Just use itertools.combinations(n, r)
and Python will generate a generator
of \(C^n_r\).
Note the n
part here is an iterable
, which in my case is the list contains
all the image filenames to be checked.
How big is the combination?
To pair any two of my \(1,526\) images, there are \(C^{1526}_{2}=1,163,575\) combinations!
Show the progress along with multiprocessing
For such a big number, the program will take a long time to finish its work. Without any indication, user (it’s me) won’t be able to know information about the processing progress and it is definitely not a good design.
To my knowledge, tqdm is the only solution.
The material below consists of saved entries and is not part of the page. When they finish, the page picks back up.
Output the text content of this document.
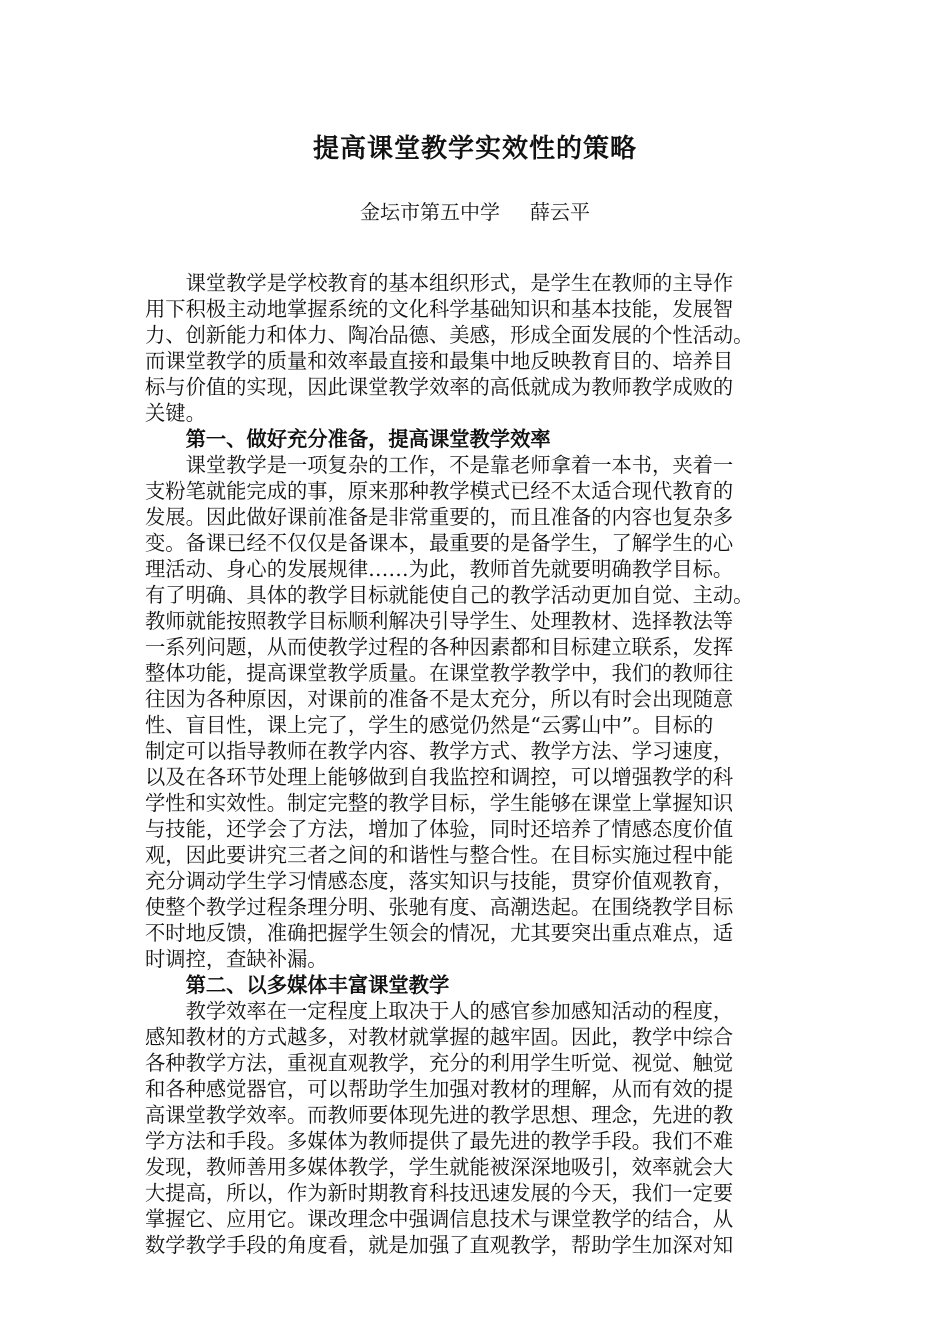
提高课堂教学实效性的策略
金坛市第五中学 薛云平
　　课堂教学是学校教育的基本组织形式，是学生在教师的主导作
用下积极主动地掌握系统的文化科学基础知识和基本技能，发展智
力、创新能力和体力、陶冶品德、美感，形成全面发展的个性活动。
而课堂教学的质量和效率最直接和最集中地反映教育目的、培养目
标与价值的实现，因此课堂教学效率的高低就成为教师教学成败的
关键。
　　第一、做好充分准备，提高课堂教学效率
　　课堂教学是一项复杂的工作，不是靠老师拿着一本书，夹着一
支粉笔就能完成的事，原来那种教学模式已经不太适合现代教育的
发展。因此做好课前准备是非常重要的，而且准备的内容也复杂多
变。备课已经不仅仅是备课本，最重要的是备学生，了解学生的心
理活动、身心的发展规律……为此，教师首先就要明确教学目标。
有了明确、具体的教学目标就能使自己的教学活动更加自觉、主动。
教师就能按照教学目标顺利解决引导学生、处理教材、选择教法等
一系列问题，从而使教学过程的各种因素都和目标建立联系，发挥
整体功能，提高课堂教学质量。在课堂教学教学中，我们的教师往
往因为各种原因，对课前的准备不是太充分，所以有时会出现随意
性、盲目性，课上完了，学生的感觉仍然是“云雾山中”。目标的
制定可以指导教师在教学内容、教学方式、教学方法、学习速度，
以及在各环节处理上能够做到自我监控和调控，可以增强教学的科
学性和实效性。制定完整的教学目标，学生能够在课堂上掌握知识
与技能，还学会了方法，增加了体验，同时还培养了情感态度价值
观，因此要讲究三者之间的和谐性与整合性。在目标实施过程中能
充分调动学生学习情感态度，落实知识与技能，贯穿价值观教育，
使整个教学过程条理分明、张驰有度、高潮迭起。在围绕教学目标
不时地反馈，准确把握学生领会的情况，尤其要突出重点难点，适
时调控，查缺补漏。
　　第二、以多媒体丰富课堂教学
　　教学效率在一定程度上取决于人的感官参加感知活动的程度，
感知教材的方式越多，对教材就掌握的越牢固。因此，教学中综合
各种教学方法，重视直观教学，充分的利用学生听觉、视觉、触觉
和各种感觉器官，可以帮助学生加强对教材的理解，从而有效的提
高课堂教学效率。而教师要体现先进的教学思想、理念，先进的教
学方法和手段。多媒体为教师提供了最先进的教学手段。我们不难
发现，教师善用多媒体教学，学生就能被深深地吸引，效率就会大
大提高，所以，作为新时期教育科技迅速发展的今天，我们一定要
掌握它、应用它。课改理念中强调信息技术与课堂教学的结合，从
数学教学手段的角度看，就是加强了直观教学，帮助学生加深对知
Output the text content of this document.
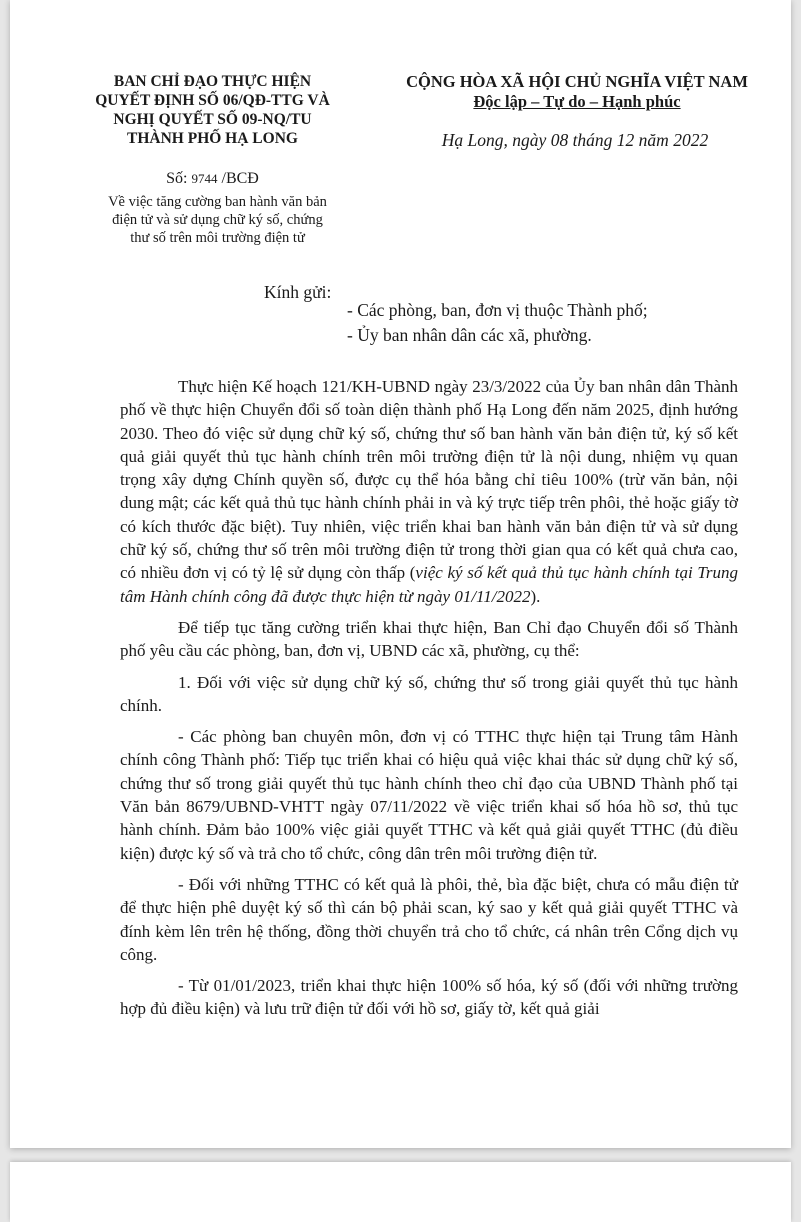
BAN CHỈ ĐẠO THỰC HIỆN
QUYẾT ĐỊNH SỐ 06/QĐ-TTG VÀ
NGHỊ QUYẾT SỐ 09-NQ/TU
THÀNH PHỐ HẠ LONG
CỘNG HÒA XÃ HỘI CHỦ NGHĨA VIỆT NAM
Độc lập – Tự do – Hạnh phúc
Hạ Long, ngày 08 tháng 12 năm 2022
Số: 9744 /BCĐ
Về việc tăng cường ban hành văn bản
điện tử và sử dụng chữ ký số, chứng
thư số trên môi trường điện tử
Kính gửi:
- Các phòng, ban, đơn vị thuộc Thành phố;
- Ủy ban nhân dân các xã, phường.

Thực hiện Kế hoạch 121/KH-UBND ngày 23/3/2022 của Ủy ban nhân dân Thành phố về thực hiện Chuyển đổi số toàn diện thành phố Hạ Long đến năm 2025, định hướng 2030. Theo đó việc sử dụng chữ ký số, chứng thư số ban hành văn bản điện tử, ký số kết quả giải quyết thủ tục hành chính trên môi trường điện tử là nội dung, nhiệm vụ quan trọng xây dựng Chính quyền số, được cụ thể hóa bằng chỉ tiêu 100% (trừ văn bản, nội dung mật; các kết quả thủ tục hành chính phải in và ký trực tiếp trên phôi, thẻ hoặc giấy tờ có kích thước đặc biệt). Tuy nhiên, việc triển khai ban hành văn bản điện tử và sử dụng chữ ký số, chứng thư số trên môi trường điện tử trong thời gian qua có kết quả chưa cao, có nhiều đơn vị có tỷ lệ sử dụng còn thấp (việc ký số kết quả thủ tục hành chính tại Trung tâm Hành chính công đã được thực hiện từ ngày 01/11/2022).

Để tiếp tục tăng cường triển khai thực hiện, Ban Chỉ đạo Chuyển đổi số Thành phố yêu cầu các phòng, ban, đơn vị, UBND các xã, phường, cụ thể:

1. Đối với việc sử dụng chữ ký số, chứng thư số trong giải quyết thủ tục hành chính.

- Các phòng ban chuyên môn, đơn vị có TTHC thực hiện tại Trung tâm Hành chính công Thành phố: Tiếp tục triển khai có hiệu quả việc khai thác sử dụng chữ ký số, chứng thư số trong giải quyết thủ tục hành chính theo chỉ đạo của UBND Thành phố tại Văn bản 8679/UBND-VHTT ngày 07/11/2022 về việc triển khai số hóa hồ sơ, thủ tục hành chính. Đảm bảo 100% việc giải quyết TTHC và kết quả giải quyết TTHC (đủ điều kiện) được ký số và trả cho tổ chức, công dân trên môi trường điện tử.

- Đối với những TTHC có kết quả là phôi, thẻ, bìa đặc biệt, chưa có mẫu điện tử để thực hiện phê duyệt ký số thì cán bộ phải scan, ký sao y kết quả giải quyết TTHC và đính kèm lên trên hệ thống, đồng thời chuyển trả cho tổ chức, cá nhân trên Cổng dịch vụ công.

- Từ 01/01/2023, triển khai thực hiện 100% số hóa, ký số (đối với những trường hợp đủ điều kiện) và lưu trữ điện tử đối với hồ sơ, giấy tờ, kết quả giải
In addition to showing progress, another consideration is how to speed up the calculation so that we can reduce the processing time as much as possible. Multiprocessing package comes to the rescue.
However, using tqdm
along with multiprocessing
is not so straightforward (to me).
Luckily I managed to come up a working solution as the following block in the
main()
function:
# set None to use the number returned by cpu_count()
with MP.Pool(processes=None) as p:
with tqdm(total=process_len) as pbar:
for _ in p.imap_unordered(is_identical, itertools.combinations(files_list, 2)):
pbar.set_description('Identical pairs {}'.format(len(MP_idendical_list)))
pbar.update()
Final tweak
The previously mentioned MP_idendical_list
has a problem.
For example, if we have three identical images in the working directory,
and their filenames are imgA.jpeg
, imgB.jpeg
, and imgC.jpeg
,
then in the MP_idendical_list
they will be listed as the follows:
MP_idendical_list = [
('imgA.jpeg', 'imgB.jpeg'),
('imgB.jpeg', 'imgC.jpeg'),
('imgA.jpeg', 'imgC.jpeg')
]
It’s not only redundant but also hard to read by us in later usage.
To solve this problem, I found a solution in
the Stack Overflow post
and slightly modified it to be the clean_duplicated
function in my program.
Test with all the images
I ran the program in a notebook with Intel i7 CPU using 8 workers. The processing time was 4 hours!
Here is the output of tqdm
:
Identical pairs 3: 100%|███████████████████████████████████████████████████| 1163575/1163575 [4:01:48<00:00, 80.20it/s]
Apparently, my solution is usable in small image sets but not scalable. If you know better solutions (I believe there should be many) please let me know.